Index together with the table: CREATE TABLE customer (id INT (10) UNSIGNED AUTO_INCREMENT, customer_no VARCHAR, customer_name VARCHAR, PRIMARY KEY (id), KEY (customer_name)); separate index: CREATE INDEX idx_customer_name ON customer (customer_name); deleted index: DROP INDEX idx_customer_name ON customer;2.2.3.2 unique index

The value of the index column must be unique, but can be empty

Index with the table: CREATE TABLE customer (id INT (10) UNSIGNED AUTO_INCREMENT, customer_no VARCHAR, customer_name VARCHAR, PRIMARY KEY (id), KEY (customer_name), UNIQUE (customer_no)); unique index separately: CREATE UNIQUE INDEX idx_customer_no ON customer (customer_no); deleted index: DROP INDEX idx_customer_no ON customer;2.2.3.3 primary key index

Automatically create a primary key index when it is set as the primary key

Index with the table: CREATE TABLE customer (id INT (10) UNSIGNED AUTO_INCREMENT, customer_no VARCHAR (200), customer_name VARCHAR (200), PRIMARY KEY (id)); separate primary key index: ALTER TABLE customer ADD PRIMARY KEY customer (customer_no); delete primary key index: ALTER TABLE customer DROP PRIMARY KEY Modify and build primary key index: you must first delete (DROP) the original index, and then create a new (ADD) index 2.2.3.4 composite index.

An index contains a single column

Index together with the table: CREATE TABLE customer (id INT (10) UNSIGNED AUTO_INCREMENT, customer_no VARCHAR, customer_name VARCHAR, PRIMARY KEY (id), KEY (customer_name), UNIQUE (customer_name), KEY (customer_no, customer_name); separate index: CREATE INDEX idx_no_name ON customer (customer_no, customer_name); delete index: DROP INDEX idx_no_name ON customer 2.2.4 timing of index creation

What are the situations that require index creation?

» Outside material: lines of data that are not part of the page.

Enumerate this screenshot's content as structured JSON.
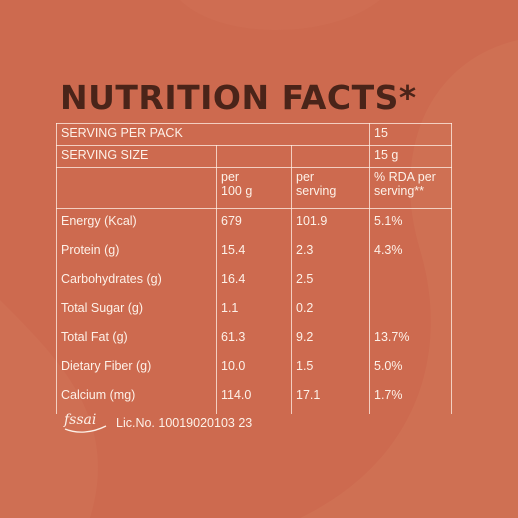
{
  "header": {
    "title": "NUTRITION FACTS*"
  },
  "table": {
    "serving_per_pack": {
      "label": "SERVING PER PACK",
      "value": "15"
    },
    "serving_size": {
      "label": "SERVING SIZE",
      "value": "15 g"
    },
    "columns": {
      "per100_line1": "per",
      "per100_line2": "100 g",
      "perserving_line1": "per",
      "perserving_line2": "serving",
      "rda_line1": "% RDA per",
      "rda_line2": "serving**"
    },
    "rows": [
      {
        "name": "Energy (Kcal)",
        "per100": "679",
        "perserving": "101.9",
        "rda": "5.1%"
      },
      {
        "name": "Protein (g)",
        "per100": "15.4",
        "perserving": "2.3",
        "rda": "4.3%"
      },
      {
        "name": "Carbohydrates (g)",
        "per100": "16.4",
        "perserving": "2.5",
        "rda": ""
      },
      {
        "name": "Total Sugar (g)",
        "per100": "1.1",
        "perserving": "0.2",
        "rda": ""
      },
      {
        "name": "Total Fat (g)",
        "per100": "61.3",
        "perserving": "9.2",
        "rda": "13.7%"
      },
      {
        "name": "Dietary Fiber (g)",
        "per100": "10.0",
        "perserving": "1.5",
        "rda": "5.0%"
      },
      {
        "name": "Calcium (mg)",
        "per100": "114.0",
        "perserving": "17.1",
        "rda": "1.7%"
      }
    ]
  },
  "footer": {
    "logo_text": "fssai",
    "license": "Lic.No. 10019020103 23"
  },
  "colors": {
    "background": "#cd6a4f",
    "title": "#4a2419",
    "text": "#fdf1e8"
  }
}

Fields in which primary keys automatically create unique indexes frequently as query conditions should create fields associated with other tables in index queries. Foreign key relations establish fields that are more cost-effective than single-valued indexes in combinatorial indexes. sorting fields if accessed through the index will greatly improve the sorting speed of statistical or grouping fields in the query.

What are the situations that do not require index creation?

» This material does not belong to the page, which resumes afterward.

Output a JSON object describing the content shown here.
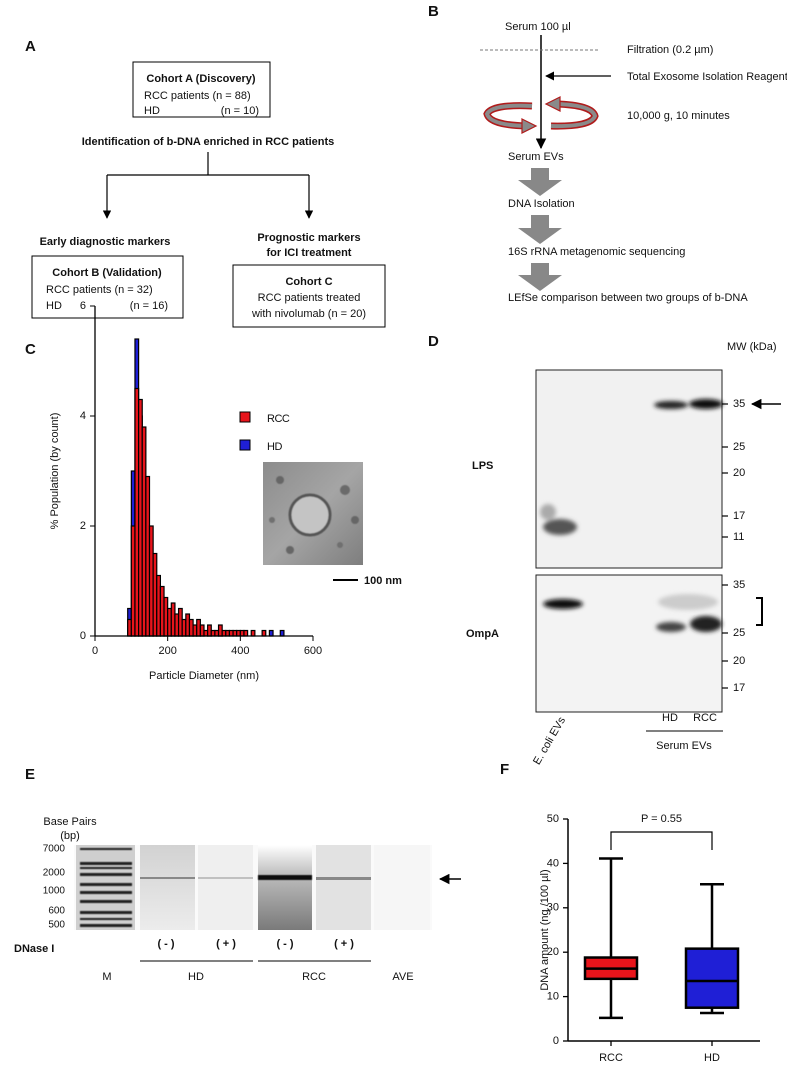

Table records too few frequently updated tables where conditions unused fields do not need to create indexes poorly filtered fields do not need to create index 2.3 performance analysis 2.3.1 EXPLAN

Use the EXPLAIN keyword to simulate the optimizer's execution of SQL query statements to know how MySQL handles SQL statements and to analyze performance bottlenecks in query statements or table structures.

The role of EXPLAN:

View the reading order of the table

See which indexes can be used

Operation type of data read operation

Which indexes are actually used

References between tables

Mode of use:

Explain + SQL

Explain SELECT * FROM t_emp A LEFT JOIN t_dept B ON A.deptId = B.id WHERE B.`id`IS NULL-> UNION-> SELECT * FROM t_emp A RIGHT JOIN t_dept B ON A.deptId = B.id WHERE A.`deptId` IS NULL;2.3.2 explain each field

Id:

The sequence number of a SELECT query that contains a set of numbers indicating the order in which the SELECT clause or action table is executed in the query

Same id: execution order from top to bottom

Id is different: if it is a subquery, the sequence number of id will be incremented. The higher the id value, the higher the priority, the first to be executed.

The same id is different, but it exists at the same time: if the id is the same, it can be considered as a group, which is executed sequentially from top to bottom. In all groups, the higher the id value, the higher the priority and the first execution.

Each id represents a separate query. The fewer queries per SQL, the better.

Select_type

The type of query is mainly used to distinguish between ordinary queries, federated queries, subqueries, etc.

SIMPLE: the simplest query, excluding UNION and subqueries

PRIMARY: if the query contains complex subsections, the outermost query is marked as PRIMARY

DERIVED: subqueries included in the FROM list are marked as DERIVED,MySQL. These subqueries are executed recursively, putting the results in a temporary table.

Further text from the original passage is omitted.